Macque trouva dans le parloir l'abbé Pailhès, qui devait raccompagner à Arjuzanx, M. le commissaire de police, M. Barbo, commis-greffier, chargé de lui notifier le rejet de ses pourvois; le maréchale-des- logis et le brigadier de gendarmerie et les deux exécuteurs. Là il se plaignit de ne pas avoir été prévenu plus tôt, et témoignât la plus grande résignation n'exprimant q'un seul regret celui de ne pas voir ses parents. Il s'habilla, se livra a de nombreuses ablutions, se parant comme il eût pu le faire pour aller assister à une fêle, et réunit avec soin dans un paquet tous les effets qu'il ne pouvait porter sur lui. Il demanda à prendre des aliments, mangea quelques bouchées, but quelques verres de vin, un petit verre d'eau-de-vie,et déclara qu'il était prêt à partir.
M. le commissaire de police, spécialement délégué par M. le procureur de la République, s'avança alors et dit au condamné : « Vous allez dans quelques moments paraître devant Dieu; aucun motif, aucun prétexte, ne peut plus vous empêcher de dire toute la vérité; vous êtes soupçonné d'avoir pris part à l'assassinat commis à Arjuzanx, en 1850, sur la personne du nommé Fourcet, d i t Pater, êtes-vous l'auteur de ce crime? Non, répondit sourdement le condamné. » Puis, se tournant aussitôt vers son confesseur : « Venez-vous avec moi, monsieur l'abbé? — Oui, répond celui-ci. — Oh ! alors, c'est bon ! »
Macque ne laissa pas percer sa physionomie pendant la scène que nous venons de raconter, la moindre trace d'impression quelconque. Sa figure était telle qu'elle était pendant les débats de la Cour d'assises, un masque inerte qui ne permet jamais à la pensée de venir s'y refléter.
Le moment du départ étant venu, Macque fit ses adieux au concierge et aux guichetiers avec son impassibilité ordinaire ; il monta dans la voiture cellulaire qui devait le transporter avec le digne abbé Pailhès et les deux exécuteurs, réclama son paquet, tout comme s'il partait pour un voyage ordinaire; quatre heures et demie sonnaient lorsque le triste cortège se mit en marche, sous l'escorte d'une brigade de gendarmerie.
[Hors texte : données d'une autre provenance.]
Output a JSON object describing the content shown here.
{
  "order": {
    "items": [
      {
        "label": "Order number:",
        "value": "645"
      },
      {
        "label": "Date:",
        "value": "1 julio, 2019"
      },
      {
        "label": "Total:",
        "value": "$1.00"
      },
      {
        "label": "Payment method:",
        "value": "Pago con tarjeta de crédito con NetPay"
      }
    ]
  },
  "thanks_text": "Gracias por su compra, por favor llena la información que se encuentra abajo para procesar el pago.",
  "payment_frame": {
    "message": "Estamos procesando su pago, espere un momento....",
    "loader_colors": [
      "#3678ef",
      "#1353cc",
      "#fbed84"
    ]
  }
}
À Saint Martin et à Ygos, M l'abbé Pailhès, qui à rempli à pénible mission avec ce dévouement intelligent et complet que peut seule inspirer la religion, fit donner au condamné un peu d'eau-de-vie et de tabac. Il était un peu plus de dix heures lorsqu'on arriva à Arjuzanx . On savait dans toute la Lande que l'expiation aurait lieu sur le théâtre du crime. On avait connu quel jour avait été fixé pour l'exécution. Une population considérable s'était rendue de tous les points pour être témoin du châtiment, conséquence légitime du terrible drame qui avait glacé d'épouvante toute légitime une contrée aux moeurs simples et paisibles. Ce n'était pas une vulgaire et cruelle curiosité qui avait attiré la foule, c'était un besoin bien senti de s'assurer de l'accomplissement de l'arrêt dont la rigueur avait donné satisfaction à des voeux unanimes.
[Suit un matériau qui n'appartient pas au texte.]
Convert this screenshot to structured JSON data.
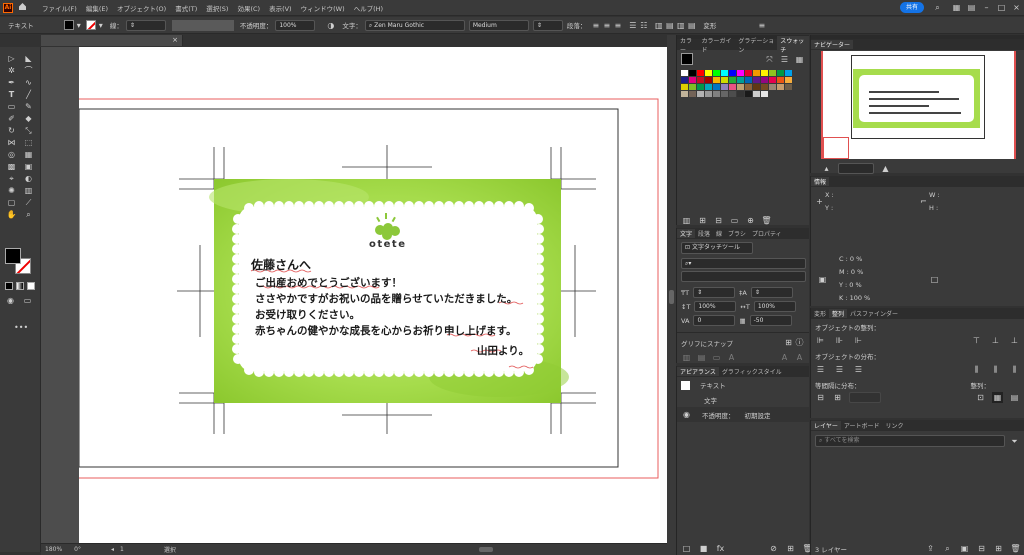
{
  "menubar": {
    "items": [
      "ファイル(F)",
      "編集(E)",
      "オブジェクト(O)",
      "書式(T)",
      "選択(S)",
      "効果(C)",
      "表示(V)",
      "ウィンドウ(W)",
      "ヘルプ(H)"
    ],
    "share": "共有"
  },
  "control": {
    "tool": "テキスト",
    "stroke_label": "線：",
    "opacity_label": "不透明度：",
    "opacity": "100%",
    "char_label": "文字：",
    "font": "Zen Maru Gothic",
    "weight": "Medium",
    "para_label": "段落：",
    "transform": "変形"
  },
  "doc_tab": {
    "close": "×"
  },
  "card": {
    "brand": "otete",
    "greeting": "佐藤さんへ",
    "lines": [
      "ご出産おめでとうございます！",
      "ささやかですがお祝いの品を贈らせていただきました。",
      "お受け取りください。",
      "赤ちゃんの健やかな成長を心からお祈り申し上げます。"
    ],
    "signature": "山田より。"
  },
  "status": {
    "zoom": "180%",
    "rotation": "0°",
    "artboard": "1",
    "mode": "選択"
  },
  "swatch_panel": {
    "tabs": [
      "カラー",
      "カラーガイド",
      "グラデーション",
      "スウォッチ"
    ],
    "colors": [
      "#ffffff",
      "#000000",
      "#ff0000",
      "#ffff00",
      "#00ff00",
      "#00ffff",
      "#0000ff",
      "#ff00ff",
      "#e4002b",
      "#f39800",
      "#fff100",
      "#8fc31f",
      "#009944",
      "#00a0e9",
      "#1d2088",
      "#e4007f",
      "#c30d23",
      "#a40000",
      "#f8b500",
      "#cfdb00",
      "#22ac38",
      "#009e96",
      "#0068b7",
      "#601986",
      "#920783",
      "#e5004f",
      "#ea5514",
      "#f6ad3c",
      "#dfd000",
      "#7fbe26",
      "#00984a",
      "#00a9bb",
      "#0075c2",
      "#8f82bc",
      "#e95383",
      "#bfa271",
      "#8c6239",
      "#603813",
      "#754c24",
      "#998675",
      "#c69c6d",
      "#6d5d49",
      "#c2b49a",
      "#736357",
      "#b3b3b3",
      "#999999",
      "#808080",
      "#666666",
      "#4d4d4d",
      "#333333",
      "#1a1a1a",
      "#cccccc",
      "#e6e6e6"
    ]
  },
  "char_panel": {
    "tabs": [
      "文字",
      "段落",
      "線",
      "ブラシ",
      "プロパティ"
    ],
    "touch": "文字タッチツール",
    "size_v": "100%",
    "size_h": "100%",
    "track": "0",
    "kern": "-50",
    "glyph_snap": "グリフにスナップ"
  },
  "appearance": {
    "tabs": [
      "アピアランス",
      "グラフィックスタイル"
    ],
    "rows": [
      "テキスト",
      "文字",
      "不透明度：",
      "初期設定"
    ]
  },
  "navigator": {
    "tabs": [
      "ナビゲーター"
    ]
  },
  "info": {
    "title": "情報",
    "x": "X :",
    "y": "Y :",
    "w": "W :",
    "h": "H :",
    "c": "C : 0 %",
    "m": "M : 0 %",
    "yy": "Y : 0 %",
    "k": "K : 100 %"
  },
  "align": {
    "tabs": [
      "変形",
      "整列",
      "パスファインダー"
    ],
    "obj_align": "オブジェクトの整列：",
    "obj_dist": "オブジェクトの分布：",
    "spacing": "等間隔に分布：",
    "align_to": "整列："
  },
  "layers": {
    "tabs": [
      "レイヤー",
      "アートボード",
      "リンク"
    ],
    "search": "すべてを検索",
    "count": "3 レイヤー"
  }
}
Qu'on veuille bien se rappeler que la commune d'Arjuzanx avait déjà été à quelques mois de distance, le théâtre de deux crimes commis d'une manière atroce avec le même instrument, la hache. La justice avait été impuissante dans la répression du premier de ces crimes. L'assassinat du nommé Fourcet, dit Pater, tué de cinq coups de hache, au moment où il sortait à une heure peu avancée de la soirée d'une auberge où il avait passé la journée, était demeuré impuni. Une instruction tres longue avait été suivie contre les Frères Loubère et le nommé Bruzocq. Ces trois individus ont subi un jugement devant la Cour d'assises des Landes ; un verdict d'acquittement les avait rendus à la liberté. Lorsque le crime atroce de Milianah fut commis, toutes les pensées se reportèrent sur l'assassinat de Fourcet; était-ce la même main familiarisée avec la hache qui avait commis les deux crimes ?
Telle était la question qu'on s'adressait, lorsque Macque se reconnut coupable du dernier.
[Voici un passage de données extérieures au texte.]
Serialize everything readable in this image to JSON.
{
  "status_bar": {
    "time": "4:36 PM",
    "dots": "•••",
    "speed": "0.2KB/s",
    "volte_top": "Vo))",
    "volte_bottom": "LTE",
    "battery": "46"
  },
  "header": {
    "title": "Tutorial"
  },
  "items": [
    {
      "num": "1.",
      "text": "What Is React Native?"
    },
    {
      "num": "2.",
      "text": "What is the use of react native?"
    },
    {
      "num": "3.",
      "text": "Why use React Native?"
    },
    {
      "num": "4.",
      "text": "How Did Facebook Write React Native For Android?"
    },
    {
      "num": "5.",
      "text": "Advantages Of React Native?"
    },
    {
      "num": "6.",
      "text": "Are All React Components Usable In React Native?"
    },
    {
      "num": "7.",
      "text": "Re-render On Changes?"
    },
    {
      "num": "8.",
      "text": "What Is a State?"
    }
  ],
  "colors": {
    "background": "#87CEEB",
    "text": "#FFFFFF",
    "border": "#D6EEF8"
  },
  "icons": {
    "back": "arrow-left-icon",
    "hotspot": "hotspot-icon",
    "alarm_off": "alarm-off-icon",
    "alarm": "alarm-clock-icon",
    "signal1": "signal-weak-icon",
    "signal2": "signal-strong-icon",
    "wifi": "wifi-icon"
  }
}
Pendant l'instruction minutieuse et consciencieuse à laquelle a donné lieu son procès, on sut que Macque avait passé la soirée avec Fourcet, le jour de sa mort tragique, et qu'il n'avait quitté l'auberge que quelques minutes avant la victime. On recueillit seulement alors des renseignements qui ne permirent plus a la justice de douter que Macque ne fut l'auteur de l'assassinat de Fourcet et l'auteur avoué de l'horrible boucherie de Milianah. M. le président Bouvet pressa Macque de questions pour le déterminer a confesser le premier crime, comme il avait confessé le second. Macque résista à toutes les sollicitations.
Dès son arrivée à Arjuzanx, Macque, cédant sans doute aux pieuses exhortations de M. l'abbé Pailhès, a fait appeler M. le juge de paix d'Arjuzanx, et lui a révélé « qu'il avait commis, seul et sans aucun complice, l'assassinat de Fourcet dit Pater. »
Procès verbal de cette déclaration a été immédiatement dressé. Puisse le retentissement que nous nous faisons un devoir de lui donner, aider à la réhabilitation morale de trois personnes faussement accusées, et qui n'ont, nous a-t-on assuré, échappé à une condamnation qu'à une voix de majorité!
Revenons à notre funeste relation Macque, cet être anormal, demande à manger (il n'avait pu manger que la moitié d'une saucisse) lorsque les exécuteurs viennent le prendre pour la fatale toilette. Il demande qu'on le laisse vivre jusqu'à deux heures, afin qu'il ait le temps d'achever sa saucisse ; sur ses vives instances, et comme il avait les mains attachées derrière le dos, les exécuteurs lui font achever son repas.
La dernière heure a sonné, il est midi et demi. Macque déclare qu'il fera de pied le trajet qui sépare l'échafaud de la prison dans laquelle on l'a dépose.
Le pieux ministre de la divine miséricorde est toujours à ses cotés. Rien d'ému, rien de chancelant dans la démarche du condamné. Il monte résolument les degrés de l'échafaud avec son confesseur. Tous deux s'agenouillent. Macque baise une dernière fois le Christ, il se relève, recommande à la foule, pendant qu'on l'attache à la planche, de prendre exemple sur lui, de ne pas faire comme lui .
Une minute après, l'expiation était consommée! Ce n'est qu'alors que le digne et admirable prêtre consent à descendre les degrés de l'échafaud.
Encore reste-t-il pour attendre la dépouille sanglante, qu'il accompagne jusqu'à la fosse, ne cessant d'implorer l'ineffable bonté de celui qui seul peut tout pardonner.